Consumo mundial deve crescer 1,2% e atingir recorde de 8,94 bilhões de toneladas, impulsionado pela alta do gás natural e maior geração termelétrica a carvão
A crise no Oriente Médio e a disparada dos preços do gás natural devem levar a demanda global por carvão a crescer 1,2% em 2026, segundo a Agência Internacional de Energia (IEA). A nova projeção coloca o consumo mundial em 8,94 bilhões de toneladas, recorde histórico, depois de uma previsão anterior de leve retração.
A revisão reflete principalmente a substituição temporária do gás pelo carvão em mercados com termelétricas a gás e capacidade ociosa de geração a carvão. A queda dos fluxos de gás natural liquefeito (GNL) pelo Estreito de Ormuz elevou os preços do gás e alterou a ordem de despacho em alguns sistemas elétricos.
Gás mais caro favorece geração a carvão
Embora o carvão praticamente não seja transportado pelo Estreito de Ormuz, a interrupção do comércio de GNL pela região atingiu indiretamente o mercado do combustível. Com o gás mais caro, países como Europa, Japão, Coreia do Sul e China passaram a utilizar mais carvão do que o previsto anteriormente.
Na Ásia, a IEA também identifica fatores específicos. A China elevou o consumo de carvão para a produção de produtos químicos diante dos preços mais altos do petróleo. Já a expectativa de um El Niño particularmente forte deve aumentar a demanda por eletricidade para refrigeração e reduzir a geração hidrelétrica em países como Índia e Vietnã, ampliando o uso do carvão.
A geração de eletricidade é especialmente relevante para o mercado carbonífero global: historicamente, o setor responde por cerca de dois terços do consumo mundial de carvão.
Produção deve cair mesmo com consumo recorde
Enquanto a demanda avança, a produção mundial de carvão deve recuar em 2026, embora permaneça acima de 9 bilhões de toneladas pelo terceiro ano consecutivo. A principal influência é a China, maior produtora mundial, onde a produção diminuiu após inspeções de segurança desencadeadas por um acidente grave em uma mina em maio.
A redução da diferença entre produção e consumo deve contribuir para diminuir os estoques globais acumulados nos últimos anos. Para 2027, a IEA projeta uma recuperação moderada da produção, acompanhando a retomada esperada da produção chinesa.

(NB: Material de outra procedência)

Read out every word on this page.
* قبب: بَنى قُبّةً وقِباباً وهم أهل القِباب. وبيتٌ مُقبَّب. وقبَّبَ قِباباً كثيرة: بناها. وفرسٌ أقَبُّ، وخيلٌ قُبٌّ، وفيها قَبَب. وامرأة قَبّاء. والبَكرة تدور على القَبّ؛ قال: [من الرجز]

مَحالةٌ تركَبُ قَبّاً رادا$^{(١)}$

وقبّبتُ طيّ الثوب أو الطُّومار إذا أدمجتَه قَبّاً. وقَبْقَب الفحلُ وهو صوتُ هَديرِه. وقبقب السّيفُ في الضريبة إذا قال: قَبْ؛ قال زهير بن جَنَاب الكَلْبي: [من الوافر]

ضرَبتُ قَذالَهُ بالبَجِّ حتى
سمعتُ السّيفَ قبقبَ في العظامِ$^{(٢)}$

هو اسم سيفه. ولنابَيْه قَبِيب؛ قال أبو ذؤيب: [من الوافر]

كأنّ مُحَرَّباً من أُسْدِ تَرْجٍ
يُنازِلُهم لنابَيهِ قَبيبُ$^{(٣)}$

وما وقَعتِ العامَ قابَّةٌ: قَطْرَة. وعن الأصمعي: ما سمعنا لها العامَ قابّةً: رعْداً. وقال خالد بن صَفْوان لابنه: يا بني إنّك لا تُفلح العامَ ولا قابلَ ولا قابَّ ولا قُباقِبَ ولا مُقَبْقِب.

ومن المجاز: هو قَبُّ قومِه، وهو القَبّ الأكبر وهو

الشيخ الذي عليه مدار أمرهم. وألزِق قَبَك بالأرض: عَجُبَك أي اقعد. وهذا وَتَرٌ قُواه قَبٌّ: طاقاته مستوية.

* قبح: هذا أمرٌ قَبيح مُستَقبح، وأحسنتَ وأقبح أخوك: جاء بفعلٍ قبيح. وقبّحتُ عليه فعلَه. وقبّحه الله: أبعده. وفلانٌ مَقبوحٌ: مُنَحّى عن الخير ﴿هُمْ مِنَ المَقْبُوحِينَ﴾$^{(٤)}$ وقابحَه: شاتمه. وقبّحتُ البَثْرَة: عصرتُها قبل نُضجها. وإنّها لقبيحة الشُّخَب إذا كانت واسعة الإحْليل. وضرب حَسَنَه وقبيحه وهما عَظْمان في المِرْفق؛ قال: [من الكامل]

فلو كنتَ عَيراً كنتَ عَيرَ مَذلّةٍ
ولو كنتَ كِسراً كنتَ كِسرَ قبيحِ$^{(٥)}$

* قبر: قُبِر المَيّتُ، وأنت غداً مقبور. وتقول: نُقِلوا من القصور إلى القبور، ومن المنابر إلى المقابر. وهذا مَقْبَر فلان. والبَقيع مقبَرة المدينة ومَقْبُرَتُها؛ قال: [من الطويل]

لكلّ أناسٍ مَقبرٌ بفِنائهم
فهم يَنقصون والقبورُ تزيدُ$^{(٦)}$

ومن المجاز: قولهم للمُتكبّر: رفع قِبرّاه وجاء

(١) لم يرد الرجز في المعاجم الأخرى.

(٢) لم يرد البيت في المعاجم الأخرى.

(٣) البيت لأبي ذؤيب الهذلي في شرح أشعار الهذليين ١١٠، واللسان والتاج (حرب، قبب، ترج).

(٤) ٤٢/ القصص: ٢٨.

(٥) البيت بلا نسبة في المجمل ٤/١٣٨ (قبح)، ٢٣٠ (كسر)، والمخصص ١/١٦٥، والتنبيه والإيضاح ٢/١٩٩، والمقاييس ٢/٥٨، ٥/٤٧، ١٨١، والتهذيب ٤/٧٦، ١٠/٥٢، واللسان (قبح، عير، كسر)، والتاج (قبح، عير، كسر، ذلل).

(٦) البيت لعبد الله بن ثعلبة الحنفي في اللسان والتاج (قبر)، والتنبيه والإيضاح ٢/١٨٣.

Ormuz será decisivo para o carvão em 2027
A trajetória do carvão no próximo ano dependerá, em grande medida, da evolução do transporte de GNL pelo Estreito de Ormuz. Caso os fluxos sejam normalizados e os preços do gás retornem para níveis próximos aos anteriores à guerra, a demanda por carvão poderá recuar em 2027.
Se as restrições ao transporte de GNL persistirem, por outro lado, a pressão sobre os preços do gás tende a manter o carvão competitivo na geração elétrica e pode provocar nova alta do consumo mundial.
O cenário também já produz efeitos no comércio internacional. A menor produção doméstica chinesa, combinada ao aumento da demanda de países dependentes de importações, como Japão e Coreia do Sul, amplia a procura por carvão no mercado externo. Com oferta mais restrita, essa combinação contribui para a elevação dos preços internacionais do combustível.